I tell you they were all troopers going into this movie. Not only was there a lot of blood and physical exhaustion from the intensity of the script but we also shot everything at night. They were all up for the challenge and they were ready to do anything I asked of them. They knew that it was going to be a tough shoot and we warned them as much as we could when things were going to get really rough.
Sam Raimi and the original Evil Dead actor Bruce Campbell are producers on the film. How involved were they?

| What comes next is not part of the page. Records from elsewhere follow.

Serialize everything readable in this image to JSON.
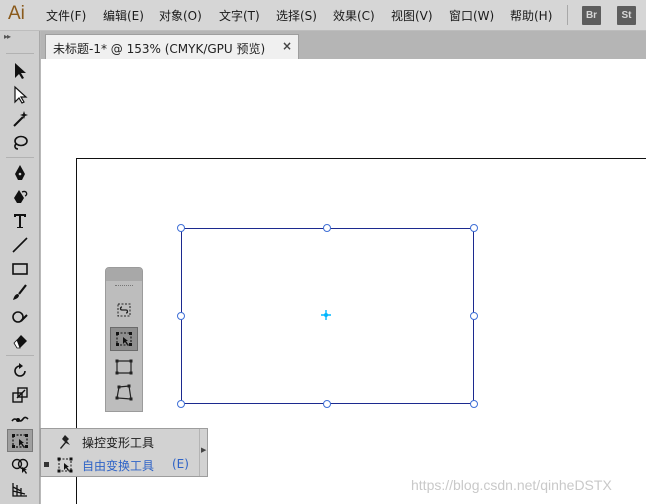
{
  "app": {
    "logo": "Ai"
  },
  "menu": {
    "items": [
      "文件(F)",
      "编辑(E)",
      "对象(O)",
      "文字(T)",
      "选择(S)",
      "效果(C)",
      "视图(V)",
      "窗口(W)",
      "帮助(H)"
    ]
  },
  "app_buttons": [
    "Br",
    "St"
  ],
  "document": {
    "tab_title": "未标题-1* @ 153% (CMYK/GPU 预览)",
    "close_glyph": "×"
  },
  "toolbar": {
    "grip": "▸▸",
    "tools": [
      "selection-tool",
      "direct-selection-tool",
      "magic-wand-tool",
      "lasso-tool",
      "pen-tool",
      "curvature-tool",
      "type-tool",
      "line-segment-tool",
      "rectangle-tool",
      "paintbrush-tool",
      "shaper-tool",
      "eraser-tool",
      "rotate-tool",
      "scale-tool",
      "width-tool",
      "free-transform-tool",
      "shape-builder-tool",
      "perspective-grid-tool"
    ]
  },
  "flyout": {
    "items": [
      {
        "label": "操控变形工具",
        "shortcut": "",
        "icon": "puppet-warp-icon",
        "selected": false
      },
      {
        "label": "自由变换工具",
        "shortcut": "(E)",
        "icon": "free-transform-icon",
        "selected": true
      }
    ]
  },
  "mini_panel": {
    "tools": [
      "constrain-icon",
      "free-transform-icon",
      "perspective-distort-icon",
      "free-distort-icon"
    ]
  },
  "colors": {
    "selection": "#1c2a8f",
    "handle": "#3f6fd6",
    "center": "#00b7ff",
    "highlight": "#2e63c7"
  },
  "watermark": "https://blog.csdn.net/qinheDSTX"
}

Bruce Campbell sat with me throughout the entire casting process, so as an actor he knew what was going to be required of the actors we hired for the film. He was literally scaring them at the casting process by telling them what they were about to face during the shoot. He explained how painful it was going to be and how much blood was going to be dumped on them. I look back at that process now and even then I didn’t know what he was talking about. I didn’t even think it was going to be that brutal but as soon as we started shooting I realized that these movies are so hard.
How did you get Sam Raimi’s blessing to make the film?
The idea to actually make the film came from Sam. He always wanted to have an updated version of the film. I made a short film back in 2009 in Uruguay called Panic Attack that got a lot of hits on YouTube and became an overnight sensation. It was an alien invasion movie that cost me $300 and it got me a lot of attention from Hollywood. So I came out to Los Angeles literally five days after I uploaded the film and met a lot of people. I was a big Sam Raimi fan growing up so when I met him it was a dream come true. We connected immediately and we did a long feature that was inspired by my short film and he asked me if I’d be interested in making Evil Dead. It was an offer I could not refuse!
So how much input did he have?
I knew his movies so well and I certainly knew the original Evil Dead almost by heart so when I asked him what he wanted to do with this new film all he said was, “No you tell me what YOU want to do, you are the director.” So he let me write the script and do pretty much what I wanted with this movie. So really, what I pitched to him back then is pretty much what you see in the movie today. I wanted to keep the feel of the original, but it was important to change up the characters and make it relevant for a modern audience. He wanted this to be an author film, not a studio driven movie but more of an independent film made by someone who is a fan and had a passion for the material. Although it has a wide release by a big studio it was made entirely like an independent film. The finished product is basically my director’s cut, which in Hollywood is pretty unheard of.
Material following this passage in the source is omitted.